#061 「静かな不協和」
「……ねえ、最近さ。AI、ちょっと変じゃない?」
「うん。今朝の天気予報、二回流れてきたよ。あれってバグ?」
「給湯器が止まらなくてさ、先生が手動で切ってたって……久遠野じゃ普通ありえないよね」
「うちは照明がついたまま消えなかった。夜中まで。ママがめっちゃ怒ってた」
「……さ、さすがに怖いって」
そんな声が、1-Aの教室内でひそやかに交わされていた。
「ねえ、あの“S枠”の子たちって、もしかしてその対応のために?」
「えっ、何それ……でも急に転入してきて、教室も特別だって噂だし……中央からの推薦とか言ってなかった?」
「観測支援とか、マジでそういう役目だったりして……」
「やっぱり、特別なんだよ……」
「でも、金髪の子(美弥)って、ただ目立ってるだけに見えるけど……」
「それはそれでこわ……あっ、先生来た。黙って」
ざわめきが消えると、いつもの静けさが戻る。
ただし、それが“いつものもの”だったかどうかは、もう誰にも分からなかった。
S枠──特別クラスに指定された教室では、すでに授業が始まっていた。
旧視聴覚室を転用したその空間は、機密性が高く、外部ネットワークから物理的に遮断されている。

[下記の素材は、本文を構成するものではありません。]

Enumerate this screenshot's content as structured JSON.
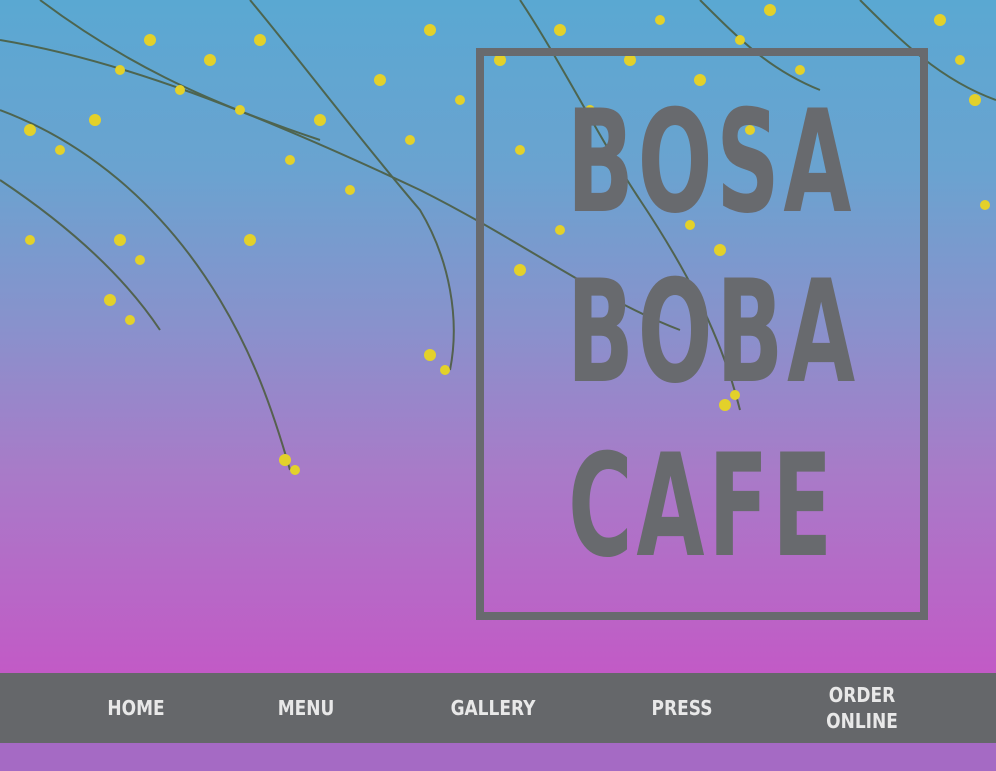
{
  "logo": {
    "line1": "BOSA",
    "line2": "BOBA",
    "line3": "CAFE"
  },
  "nav": {
    "items": [
      {
        "label": "HOME"
      },
      {
        "label": "MENU"
      },
      {
        "label": "GALLERY"
      },
      {
        "label": "PRESS"
      },
      {
        "label_line1": "ORDER",
        "label_line2": "ONLINE"
      }
    ]
  },
  "colors": {
    "nav_background": "#65676a",
    "nav_text": "#e8e8e8",
    "logo": "#686a6e",
    "sky_top": "#5aa8d2",
    "sky_bottom": "#c25ac6",
    "footer_strip": "#a56ac4"
  }
}
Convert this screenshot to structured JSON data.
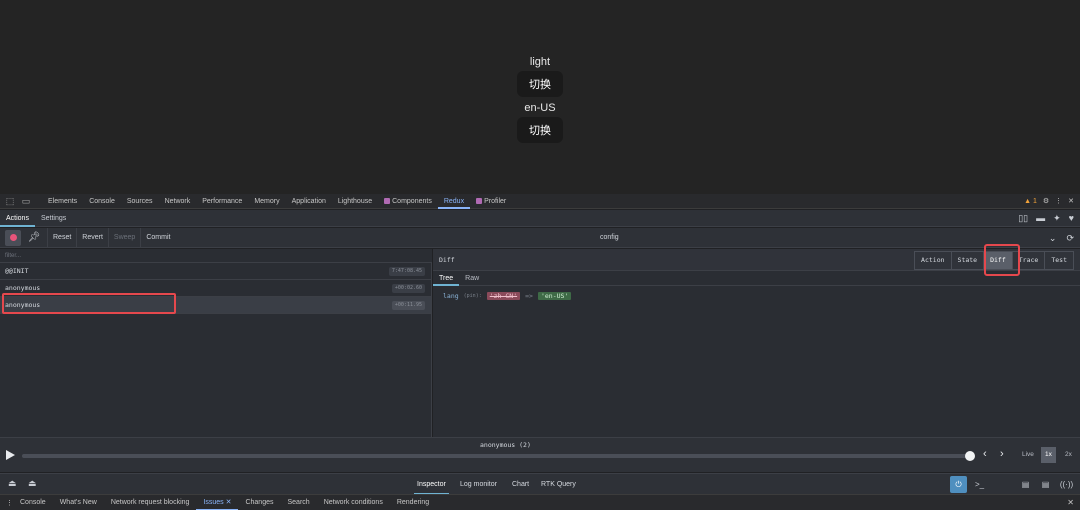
{
  "preview": {
    "theme_label": "light",
    "theme_button": "切换",
    "lang_label": "en-US",
    "lang_button": "切换"
  },
  "devtools_tabs": [
    "Elements",
    "Console",
    "Sources",
    "Network",
    "Performance",
    "Memory",
    "Application",
    "Lighthouse",
    "Components",
    "Redux",
    "Profiler"
  ],
  "devtools_right": {
    "warning_count": "1"
  },
  "redux_tabs": {
    "actions": "Actions",
    "settings": "Settings"
  },
  "toolbar": {
    "reset": "Reset",
    "revert": "Revert",
    "sweep": "Sweep",
    "commit": "Commit",
    "instance": "config"
  },
  "actions": {
    "filter_placeholder": "filter...",
    "items": [
      {
        "name": "@@INIT",
        "time": "7:47:08.45"
      },
      {
        "name": "anonymous",
        "time": "+00:02.60"
      },
      {
        "name": "anonymous",
        "time": "+00:11.95"
      }
    ]
  },
  "diff": {
    "title": "Diff",
    "modes": [
      "Action",
      "State",
      "Diff",
      "Trace",
      "Test"
    ],
    "subtabs": {
      "tree": "Tree",
      "raw": "Raw"
    },
    "line": {
      "key": "lang",
      "kind": "(pin):",
      "old": "'zh-CN'",
      "arrow": "=>",
      "new": "'en-US'"
    }
  },
  "slider": {
    "current_action": "anonymous (2)",
    "live": "Live",
    "speed_1x": "1x",
    "speed_2x": "2x",
    "position_fraction": 1.0
  },
  "monitors": [
    "Inspector",
    "Log monitor",
    "Chart",
    "RTK Query"
  ],
  "drawer_tabs": [
    "Console",
    "What's New",
    "Network request blocking",
    "Issues",
    "Changes",
    "Search",
    "Network conditions",
    "Rendering"
  ],
  "colors": {
    "accent": "#8ab4f8",
    "highlight": "#e5484d",
    "record": "#e8547a"
  }
}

6人だけが座る教室。観測用モニター、調整パネル、天井を走るホログラフ照射装置。
静かすぎる空間の中、教科書がホロに投影される。だが──
「……ホログラム、遅れてる?」
投影画面が一瞬、ちらついた。
板書用ホロが反応せず、読み上げ機能が途中で止まる。
空調が唐突に止まり、全員がわずかに眉をひそめた。
「反応が……不安定だな」
前に立つ御堂が静かに言い、淡々と手元のパネルに指を走らせる。
「なにこれ、妙に懐かしいというか……」 美弥が、はるなに耳打ちする。
「ちょっと前の“ともり”っぽくない? 考えすぎかな?」
「……ううん、わたしも同じこと思ってた」 はるなが小さくうなずいた。
自然AIのような“ためらい”──何かを探すような沈黙──その断片的な挙動は、
あのノーザンダストで過ごした日々を、ふと呼び起こさせるものだった。
授業が終わった直後、御堂は静かに教室に戻ってきた。
「──6人とも、放課後、中央部へ向かってくれ」
黒板の光がゆっくりと消え、空間は再び静寂に包まれる。
「アクセスパスが中央から発行された。“この事態”における経過観察と応答のためだ。
……例外的な措置と考えていい」
「……やっぱり、何かが動いてるってことだな」 隼人が、つぶやくように言う。
「この街は、もう“観測されている側”に戻りつつあるのかもしれない」
想太の言葉に、はるなはそっと頷いた。
久遠野の街は、秋の陽差しの下にあった。
それなのに、いつもどおりとは少しだけ違っていた。
交差点で、信号が一瞬だけ全方向赤になった。
自販機のパネルには「Error 503」の赤い表示が浮かんでいる。
「……まるで、誰かがバランスを取ろうとしてるみたい」
美弥が、街を見渡しながらつぶやく。
「いや、探してるんだ」 要が言う。
「きっと、久遠野AIが、誰か──あるいは、何かを」
「この感じ、思い出すな」 隼人が歩きながら苦笑する。
「ノーザンのときと、ちょっと似てる」
「……うん。でも、違うのは、ここには“ともり”がいないことだよ」 想太の声は静かだった。
* * *
中央部のゲート前で立ち止まる。 アクセス認証はすぐに通るはずだった。だが──
「……あれ、反応が、遅い?」 美弥が端末を覗き込み、眉をひそめる。
ゲートAIは、無言だった。
その代わりに、音もなくゆっくりと開くゲート。
「まるで、私たちが来るのを……ためらっていたみたい」 はるなが小さくつぶやいた。
「このままだと、この街全体が……“観測されないまま”、壊れてく気がする」
想太がぽつりと呟いたとき、誰もその言葉を否定しなかった。
「──ってわけで」 美弥が手を叩く。